Silahlar Sussun, Barış Konuşulsun!
Umutlarımız bir kez daha kırıldı. Savaş yeniden başladı.
Hava puslandı. Barışın sesi kısıldı. Savaş çığırtkanları medyada, mecliste, sokakta sahnelerini aldı. Atılan
savaş naraları kulaklarımızı tırmalıyor. Saçılan nefret tohumları beyinlerimizi, kalplerimizi, vicdanlarımızı hızla
kirletmeye çalışıyor.
Savaş işçilerden, öğrencilerden, kadınlardan, Kürtlerden, Türklerden, azınlıklardan, dindarlardan, sanatçılardan,
en başta yaşamı, ama mutlaka bir şeyleri alıp götürüyor.
Savaşa, savaş tacirlerine, savaş kışkırtıcılarına karşı barışın sesini yükseltmeye, barış iklimini daim kılmaya
çalışıyoruz. Bombardıman gürültülerini bastırmak, çatışmaları sona erdirmek, çocukların ölmesini, daha fazla
kan akmasını engellemek için feryat ediyoruz.
Biz kardeşlik istiyoruz!
Biz adalet istiyoruz!
Biz barış istiyoruz!
Eşit koşullarda kardeşlik, mutlak adalet, onurlu barış istiyoruz!

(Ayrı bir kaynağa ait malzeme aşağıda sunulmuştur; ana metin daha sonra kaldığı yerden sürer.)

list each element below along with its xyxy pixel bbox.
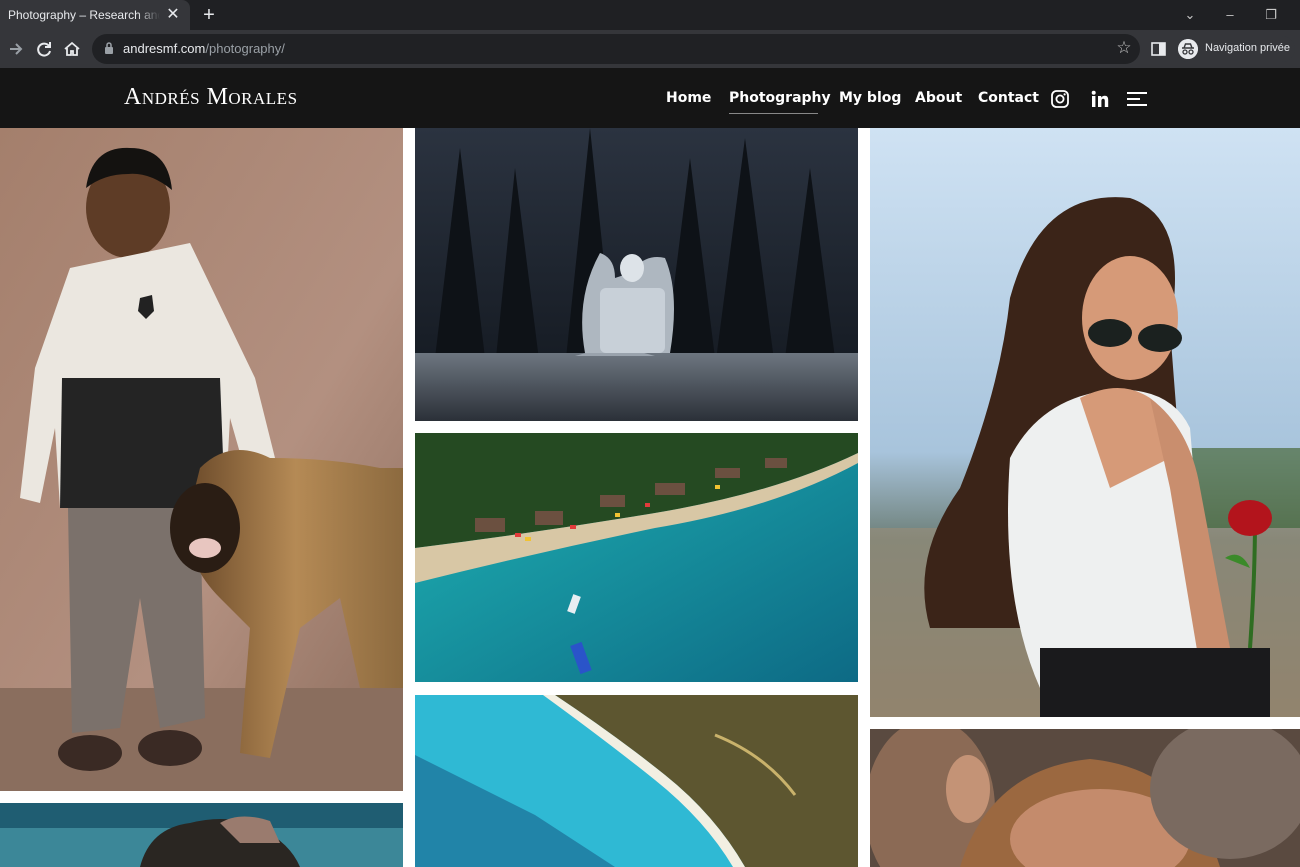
hamburger-menu-icon[interactable]	[1126, 89, 1148, 109]
gallery-photo-boy-with-dog[interactable]	[0, 128, 403, 791]
nav-photography[interactable]: Photography	[729, 90, 831, 106]
url-host: andresmf.com	[123, 41, 206, 56]
url-path: /photography/	[205, 41, 285, 56]
nav-my-blog[interactable]: My blog	[839, 90, 901, 106]
tab-search-chevron-icon[interactable]: ⌄	[1178, 4, 1202, 26]
gallery-photo-angel-statue-forest[interactable]	[415, 128, 858, 421]
crowd-portrait-image	[870, 729, 1300, 867]
gallery-photo-person-blue-sky[interactable]	[0, 803, 403, 867]
reload-icon[interactable]	[33, 38, 55, 60]
url-text[interactable]: andresmf.com/photography/	[123, 41, 285, 56]
nav-home[interactable]: Home	[666, 90, 711, 106]
linkedin-icon[interactable]	[1090, 89, 1110, 109]
nav-about[interactable]: About	[915, 90, 962, 106]
aerial-coastline-image	[415, 695, 858, 867]
gallery-photo-woman-with-rose[interactable]	[870, 128, 1300, 717]
woman-with-rose-image	[870, 128, 1300, 717]
browser-tab[interactable]: Photography – Research and creativity ✕	[0, 0, 190, 30]
person-blue-sky-image	[0, 803, 403, 867]
angel-statue-forest-image	[415, 128, 858, 421]
home-icon[interactable]	[61, 38, 83, 60]
boy-with-dog-image	[0, 128, 403, 791]
incognito-label: Navigation privée	[1205, 42, 1290, 54]
close-icon[interactable]: ✕	[164, 6, 182, 24]
site-logo[interactable]: Andrés Morales	[124, 84, 298, 111]
plus-icon[interactable]: +	[198, 4, 220, 26]
minimize-icon[interactable]: –	[1218, 4, 1242, 26]
forward-icon[interactable]	[5, 38, 27, 60]
bookmark-star-icon[interactable]: ☆	[1114, 38, 1134, 58]
gallery-photo-crowd-portrait[interactable]	[870, 729, 1300, 867]
gallery-photo-aerial-beach[interactable]	[415, 433, 858, 682]
nav-contact[interactable]: Contact	[978, 90, 1039, 106]
incognito-indicator[interactable]: Navigation privée	[1175, 36, 1295, 62]
restore-icon[interactable]: ❐	[1259, 4, 1283, 26]
gallery-photo-aerial-coastline[interactable]	[415, 695, 858, 867]
side-panel-icon[interactable]	[1150, 40, 1168, 58]
tab-title: Photography – Research and creativity	[8, 8, 160, 22]
instagram-icon[interactable]	[1050, 89, 1070, 109]
browser-tab-bar	[0, 0, 1300, 30]
active-nav-underline	[729, 113, 818, 114]
lock-icon[interactable]	[104, 41, 114, 55]
incognito-icon	[1178, 39, 1198, 59]
aerial-beach-image	[415, 433, 858, 682]
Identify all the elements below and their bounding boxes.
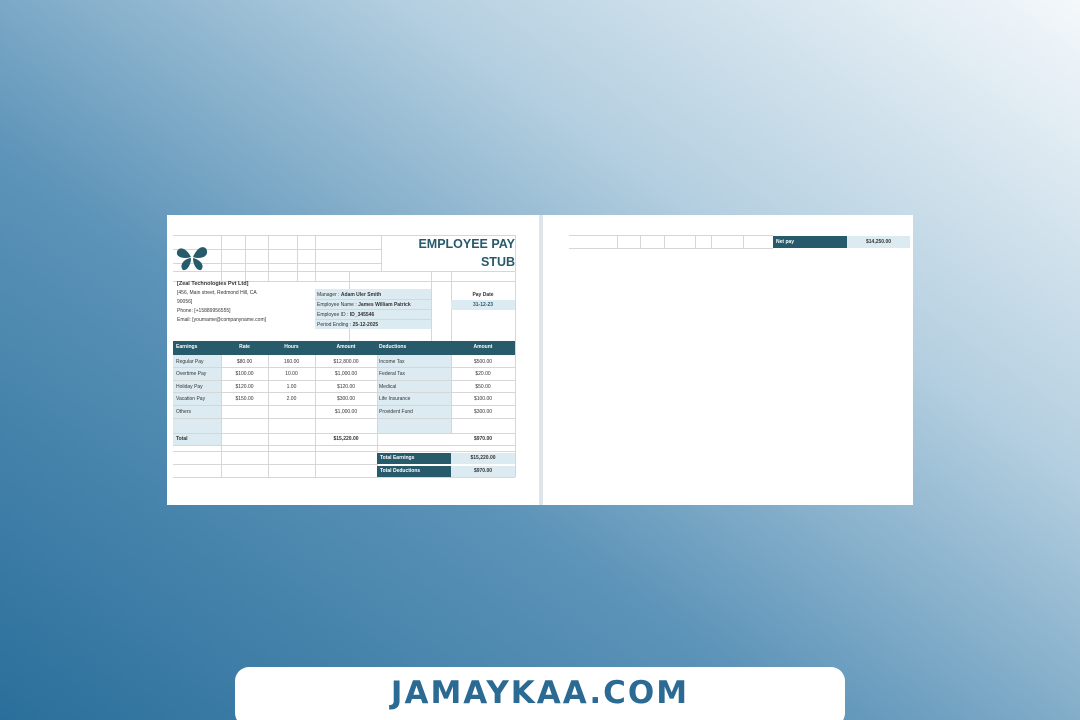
earning-rate: $120.00 <box>235 384 254 390</box>
employee-name-value: James William Patrick <box>358 302 411 308</box>
deduction-amount: $50.00 <box>475 384 491 390</box>
net-pay-label: Net pay <box>776 239 795 245</box>
brand-banner: JAMAYKAA.COM <box>235 667 845 720</box>
deduction-amount: $20.00 <box>475 371 491 377</box>
earning-hours: 1.00 <box>286 384 297 390</box>
deduction-amount: $100.00 <box>473 396 493 402</box>
deduction-amount: $300.00 <box>473 409 493 415</box>
pay-stub-sheet-page-2: Net pay $14,250.00 <box>543 215 913 505</box>
manager-value: Adam Uler Smith <box>340 292 382 298</box>
earning-hours: 10.00 <box>285 371 298 377</box>
total-earnings-amount: $15,220.00 <box>333 436 359 442</box>
deduction-name: Provident Fund <box>379 409 413 415</box>
gridline <box>173 271 515 272</box>
manager-field: Manager : Adam Uler Smith <box>317 290 381 300</box>
gridline <box>221 235 222 281</box>
pay-date-value: 31-12-23 <box>472 302 493 308</box>
total-label: Total <box>176 436 188 442</box>
pay-stub-sheet-page-1: EMPLOYEE PAY STUB [Zeal Technologies Pvt… <box>167 215 539 505</box>
title-line-2: STUB <box>480 255 515 269</box>
manager-label: Manager : <box>317 292 340 298</box>
period-ending-value: 25-12-2025 <box>352 322 379 328</box>
amount-header: Amount <box>336 344 356 350</box>
gridline <box>431 271 432 341</box>
earning-rate: $80.00 <box>236 359 253 365</box>
earning-name: Vacation Pay <box>176 396 206 402</box>
employee-name-label: Employee Name : <box>317 302 357 308</box>
total-deductions-value: $970.00 <box>473 468 493 474</box>
earning-name: Holiday Pay <box>176 384 203 390</box>
earning-amount: $12,800.00 <box>333 359 359 365</box>
deductions-header: Deductions <box>379 344 407 350</box>
earning-rate: $150.00 <box>235 396 254 402</box>
earning-name: Overtime Pay <box>176 371 207 377</box>
gridline <box>695 235 696 248</box>
gridline <box>297 235 298 281</box>
gridline <box>640 235 641 248</box>
gridline <box>173 451 515 452</box>
gridline <box>315 235 316 281</box>
earning-amount: $1,000.00 <box>334 371 358 377</box>
earning-name: Regular Pay <box>176 359 204 365</box>
gridline <box>515 235 516 477</box>
earning-hours: 160.00 <box>283 359 300 365</box>
gridline <box>664 235 665 248</box>
rate-header: Rate <box>239 344 250 350</box>
net-pay-value: $14,250.00 <box>865 239 892 245</box>
butterfly-leaf-logo <box>176 247 208 271</box>
gridline <box>173 418 515 419</box>
total-deductions-amount: $970.00 <box>473 436 493 442</box>
deduction-name: Federal Tax <box>379 371 406 377</box>
period-ending-label: Period Ending : <box>317 322 352 328</box>
deduction-name: Life Insurance <box>379 396 411 402</box>
document-title: EMPLOYEE PAY STUB <box>381 235 515 271</box>
deduction-name: Medical <box>379 384 397 390</box>
gridline <box>711 235 712 248</box>
hours-header: Hours <box>284 344 299 350</box>
gridline <box>173 477 515 478</box>
total-earnings-label: Total Earnings <box>380 455 415 461</box>
employee-id-value: ID_345546 <box>349 312 375 318</box>
gridline <box>173 464 377 465</box>
earning-hours: 2.00 <box>286 396 297 402</box>
total-earnings-value: $15,220.00 <box>470 455 496 461</box>
gridline <box>173 445 515 446</box>
pay-date-label: Pay Date <box>472 292 494 298</box>
gridline <box>245 235 246 281</box>
earnings-header: Earnings <box>176 344 198 350</box>
earning-amount: $300.00 <box>336 396 356 402</box>
earning-name: Others <box>176 409 192 415</box>
gridline <box>617 235 618 248</box>
company-email: Email: [yourname@companyname.com] <box>177 317 266 323</box>
gridline <box>743 235 744 248</box>
employee-name-field: Employee Name : James William Patrick <box>317 300 411 310</box>
brand-text: JAMAYKAA.COM <box>390 675 690 711</box>
period-ending-field: Period Ending : 25-12-2025 <box>317 320 378 330</box>
employee-id-field: Employee ID : ID_345546 <box>317 310 374 320</box>
earning-amount: $1,000.00 <box>334 409 358 415</box>
gridline <box>268 235 269 281</box>
deduction-amount: $500.00 <box>473 359 493 365</box>
earning-rate: $100.00 <box>235 371 254 377</box>
deductions-amount-header: Amount <box>473 344 493 350</box>
gridline <box>569 248 773 249</box>
earning-amount: $120.00 <box>336 384 356 390</box>
total-deductions-label: Total Deductions <box>380 468 421 474</box>
deduction-name: Income Tax <box>379 359 405 365</box>
employee-id-label: Employee ID : <box>317 312 349 318</box>
title-line-1: EMPLOYEE PAY <box>418 237 515 251</box>
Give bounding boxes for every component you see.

“Çözüm diyalogda, çözüm müzakerede!” diye haykırıyoruz…
“Barışın formülü çok da karmaşık, çok da belirsiz değil” diyoruz. Birçok mecrada, birçok kesim uzun süredir dile
getiriyor, biz tekrarlıyoruz:
KCK adı altında tutuklanan siyasetçiler serbest bırakılsın.
Terörle Mücadele Kanunu ve özel yetkili ağır ceza mahkemeleri yürürlükten kaldırılsın.
Yeni anayasayı hiçbir baskı ile karşılaşmadan özgürce tartışabilmek için, mutlak ifade özgürlüğü yasalarla
güvence altına alınsın.
Bu adımların yaratacağı pozitif dalga ile yeni anayasa gerçek bir barış anayasası olabilir. Çok geniş kesimler
sürece katılabilir, sahip çıkabilir.
Büyük acılar yaşadığımız Van Depreminde yüzlerce yurttaşımızı kaybettik; binlercesi yaralandı. Van Depremi,
yıllardır süren savaşın toplumsal, ekonomik, psikolojik etkilerinin yoğun bir biçimde hissedildiği bir bölgede
meydana geldi. Savaşın enkazına, depreminki eklendi.
Daha yapacak çok iş olsa, zor günler henüz geride kalmamış olsa da; yurdun dört bir yanında yurttaşlarımız
Vanlı kardeşleriyle dayanışma gösterdi. Bugün acıları paylaşmak ve dayanışmak, insan olmanın gereğini yerine
getirmek olduğu ölçüde, barış için atılan bir adım olma anlamını da taşıyor. Her adım barıştan yana olanlara,
barışın sesine güç katıyor.
Bu yüzden “daha fazla gecikmeyelim” diyoruz. “Şimdi tam zamanı” diyoruz. “Kardeşlik, Adalet, Barış!” diye
haykırmak istiyoruz.
Gelin adaletin hükmünü, kardeşliğin kokusunu, barışın sesini dağlarımıza-şehirlerimize yayalım; demokratik
anayasa talebimizi cümle aleme duyuralım!
Barış İnisiyatifleri
26 Kasım 2011 Cumartesi saat 15:00, Tünel-Taksim Yürüyüşü…
Barış İnisiyatifleri: Antikapitalist Öğrenciler, Barış Hareketi, Barış İçin Gençlik Girişimi, Barış İçin Kadın Girişimi,
Barış İçin Sanat Girişimi, Bir Göz de Sen Ol İnisiyatifi, Blok Akademi Grubu, Demokrasi ve Özgürlük Hareketi,Kalplere Sevinç Bırakanlar İnsiyatifi,
Doğu Güneydoğu Dernekleri Platformu, Durde, Emek ve Adalet Platformu, Evrensel Kültür Dergisi, Hakikat
Adalet ve Hafıza Çalışmaları, İnsan Hakları Derneği (İHD) İstanbul Şubesi, Kesk İstanbul Şubeler Platformu,
Küresel BAK, Küresel Eylem Grubu, Kürt Yazarlar Derneği, MAZLUMDER, Özgürlük İstiyoruz İnisiyatifi, Sol
Arayış, Tiyatro Eleştirmenleri Birliği, Türkiye Yazarlar Sendikası.